Snapper, 46, of Fairfield, Connecticut, a former wealth manager with the New York firm of Anchin, Block & Anchin, pleaded guilty to fraud today in U.S. District Court for the District of Columbia. Snapper caused the Hillary Clinton for President Committee to unwittingly submit false statements to the Federal Election Commission, authorities said.

Clinton is currently U.S. Secretary of State.

The reports falsely showed that 21 individuals known to Snapper had contributed $2,300 each to the committee when, as Snapper admitted, the contributions had actually been made by one person, according to Assistant U.S. Attorney General Lanny A. Breuer.

According to court documents, the individual was a client of Anchin, Block & Anchin, where Snapper had served as a principal. Snapper admitted that in March 2008, he told this person that Elton John was performing a concert in New York City on April 9, 2008, with the proceeds of the ticket sales going to Clinton's campaign.

Snapper knew that the individual supported Clinton for president and, when he asked Snapper what he could do for the campaign, Snapper told him to find people to buy tickets to the concert.

When the individual told Snapper he planned to have relatives and friends buy tickets and that he would then reimburse them, Snapper knew this was illegal under election law, but did not inform his client. Rather he helped him do it, authorities said.

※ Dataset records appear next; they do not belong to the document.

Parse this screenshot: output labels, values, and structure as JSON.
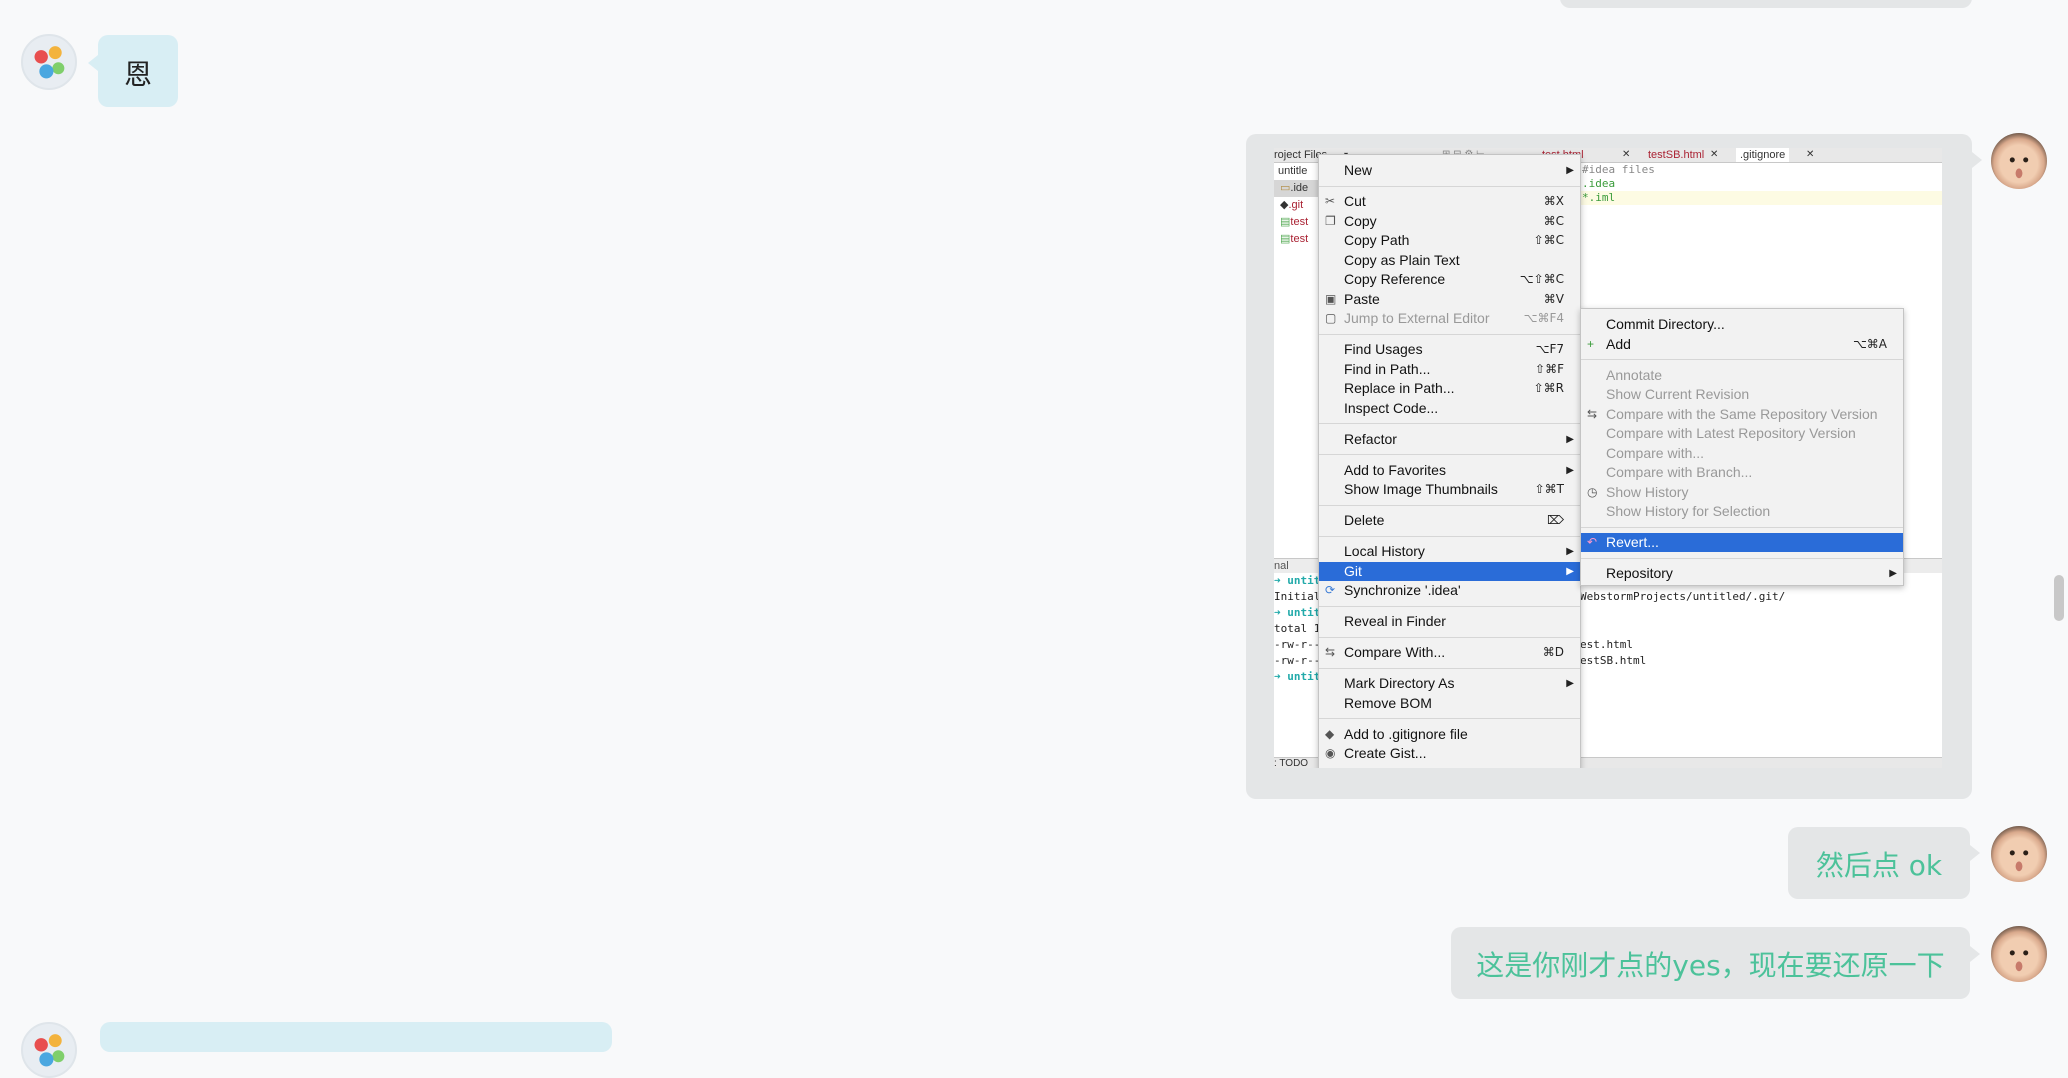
{
  "messages": {
    "m1_text": "恩",
    "m3_text": "然后点 ok",
    "m4_text": "这是你刚才点的yes，现在要还原一下"
  },
  "ide": {
    "top_label": "roject Files",
    "tabs": [
      "test.html",
      "testSB.html",
      ".gitignore"
    ],
    "tree": [
      "untitle",
      ".ide",
      ".git",
      "test",
      "test"
    ],
    "editor_lines": [
      "#idea files",
      ".idea",
      "*.iml"
    ],
    "terminal_label": "nal",
    "terminal_lines": [
      {
        "prefix": "➜ ",
        "host": "untit",
        "rest": ""
      },
      {
        "prefix": "",
        "host": "",
        "rest": "Initial",
        "tail": "WebstormProjects/untitled/.git/"
      },
      {
        "prefix": "➜ ",
        "host": "untit",
        "rest": ""
      },
      {
        "prefix": "",
        "host": "",
        "rest": "total 1(",
        "tail": ""
      },
      {
        "prefix": "",
        "host": "",
        "rest": "-rw-r--",
        "tail": "est.html"
      },
      {
        "prefix": "",
        "host": "",
        "rest": "-rw-r--",
        "tail": "estSB.html"
      },
      {
        "prefix": "➜ ",
        "host": "untit",
        "rest": ""
      }
    ],
    "bottom_label": ": TODO"
  },
  "context_menu": [
    {
      "label": "New",
      "shortcut": "",
      "arrow": true,
      "icon": "",
      "state": "normal"
    },
    {
      "sep": true
    },
    {
      "label": "Cut",
      "shortcut": "⌘X",
      "icon": "scissors-icon",
      "state": "normal"
    },
    {
      "label": "Copy",
      "shortcut": "⌘C",
      "icon": "copy-icon",
      "state": "normal"
    },
    {
      "label": "Copy Path",
      "shortcut": "⇧⌘C",
      "icon": "",
      "state": "normal"
    },
    {
      "label": "Copy as Plain Text",
      "shortcut": "",
      "icon": "",
      "state": "normal"
    },
    {
      "label": "Copy Reference",
      "shortcut": "⌥⇧⌘C",
      "icon": "",
      "state": "normal"
    },
    {
      "label": "Paste",
      "shortcut": "⌘V",
      "icon": "paste-icon",
      "state": "normal"
    },
    {
      "label": "Jump to External Editor",
      "shortcut": "⌥⌘F4",
      "icon": "external-editor-icon",
      "state": "disabled"
    },
    {
      "sep": true
    },
    {
      "label": "Find Usages",
      "shortcut": "⌥F7",
      "icon": "",
      "state": "normal"
    },
    {
      "label": "Find in Path...",
      "shortcut": "⇧⌘F",
      "icon": "",
      "state": "normal"
    },
    {
      "label": "Replace in Path...",
      "shortcut": "⇧⌘R",
      "icon": "",
      "state": "normal"
    },
    {
      "label": "Inspect Code...",
      "shortcut": "",
      "icon": "",
      "state": "normal"
    },
    {
      "sep": true
    },
    {
      "label": "Refactor",
      "arrow": true,
      "icon": "",
      "state": "normal"
    },
    {
      "sep": true
    },
    {
      "label": "Add to Favorites",
      "arrow": true,
      "icon": "",
      "state": "normal"
    },
    {
      "label": "Show Image Thumbnails",
      "shortcut": "⇧⌘T",
      "icon": "",
      "state": "normal"
    },
    {
      "sep": true
    },
    {
      "label": "Delete",
      "shortcut": "⌦",
      "icon": "",
      "state": "normal"
    },
    {
      "sep": true
    },
    {
      "label": "Local History",
      "arrow": true,
      "icon": "",
      "state": "normal"
    },
    {
      "label": "Git",
      "arrow": true,
      "icon": "",
      "state": "selected"
    },
    {
      "label": "Synchronize '.idea'",
      "shortcut": "",
      "icon": "sync-icon",
      "state": "normal"
    },
    {
      "sep": true
    },
    {
      "label": "Reveal in Finder",
      "shortcut": "",
      "icon": "",
      "state": "normal"
    },
    {
      "sep": true
    },
    {
      "label": "Compare With...",
      "shortcut": "⌘D",
      "icon": "compare-icon",
      "state": "normal"
    },
    {
      "sep": true
    },
    {
      "label": "Mark Directory As",
      "arrow": true,
      "icon": "",
      "state": "normal"
    },
    {
      "label": "Remove BOM",
      "shortcut": "",
      "icon": "",
      "state": "normal"
    },
    {
      "sep": true
    },
    {
      "label": "Add to .gitignore file",
      "shortcut": "",
      "icon": "gitignore-icon",
      "state": "normal"
    },
    {
      "label": "Create Gist...",
      "shortcut": "",
      "icon": "github-icon",
      "state": "normal"
    }
  ],
  "git_submenu": [
    {
      "label": "Commit Directory...",
      "shortcut": "",
      "icon": "",
      "state": "normal"
    },
    {
      "label": "Add",
      "shortcut": "⌥⌘A",
      "icon": "plus-icon",
      "state": "normal"
    },
    {
      "sep": true
    },
    {
      "label": "Annotate",
      "icon": "",
      "state": "disabled"
    },
    {
      "label": "Show Current Revision",
      "icon": "",
      "state": "disabled"
    },
    {
      "label": "Compare with the Same Repository Version",
      "icon": "compare-icon",
      "state": "disabled"
    },
    {
      "label": "Compare with Latest Repository Version",
      "icon": "",
      "state": "disabled"
    },
    {
      "label": "Compare with...",
      "icon": "",
      "state": "disabled"
    },
    {
      "label": "Compare with Branch...",
      "icon": "",
      "state": "disabled"
    },
    {
      "label": "Show History",
      "icon": "history-icon",
      "state": "disabled"
    },
    {
      "label": "Show History for Selection",
      "icon": "",
      "state": "disabled"
    },
    {
      "sep": true
    },
    {
      "label": "Revert...",
      "icon": "revert-icon",
      "state": "selected"
    },
    {
      "sep": true
    },
    {
      "label": "Repository",
      "arrow": true,
      "icon": "",
      "state": "normal"
    }
  ]
}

As his wealth manager, Snapper had authorized access to this person's bank accounts. Snapper admitted that he and 20 people agreed to purchase tickets - at $2,300 a ticket -- with the understanding that they would be reimbursed by the individual.

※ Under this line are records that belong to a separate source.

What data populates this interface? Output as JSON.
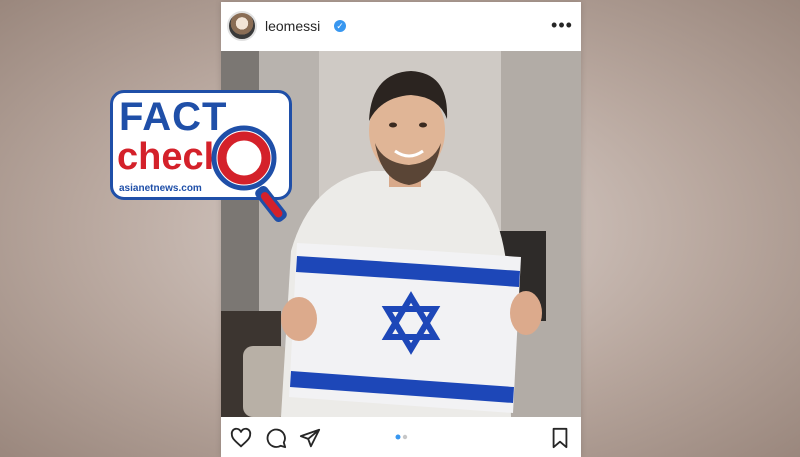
{
  "post": {
    "username": "leomessi",
    "verified_icon": "verified-badge-icon",
    "more_icon": "more-options-icon",
    "carousel_pages": 2,
    "carousel_active_index": 0
  },
  "actions": {
    "like_icon": "heart-icon",
    "comment_icon": "comment-icon",
    "share_icon": "send-icon",
    "save_icon": "bookmark-icon"
  },
  "fact_check_logo": {
    "line1": "FACT",
    "line2": "check",
    "site": "asianetnews.com"
  },
  "colors": {
    "brand_blue": "#1f4fa8",
    "brand_red": "#d4212a",
    "verified_blue": "#3897f0",
    "flag_blue": "#1d47b8",
    "active_dot": "#3897f0"
  }
}
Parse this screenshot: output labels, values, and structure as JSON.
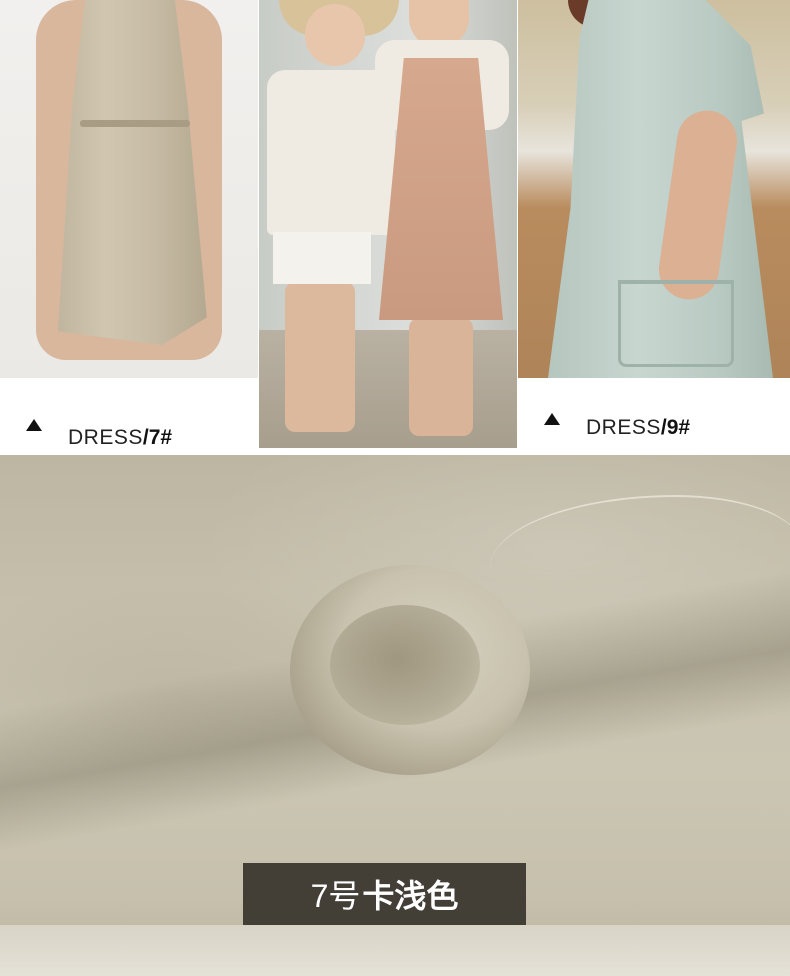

According to court documents, Snapper admitted having direct or indirect contact with all of these people to coordinate the ticket purchases and reimbursements. Snapper made the reimbursements from the individual's bank accounts, and disguised the reimbursements in various ways so that they would not appear to be political contributions.

In total, Snapper caused the source of $48,300 in individual contributions to the committee to be falsely reported to the FEC, authorities said.

According to election law, an individual may give up to $2,400 to a candidate for national office or the candidate's election committee.

At sentencing, scheduled for Apr. 7, 2011, Snapper faces a maximum penalty of five years in prison and a $250,000 fine, authorities said.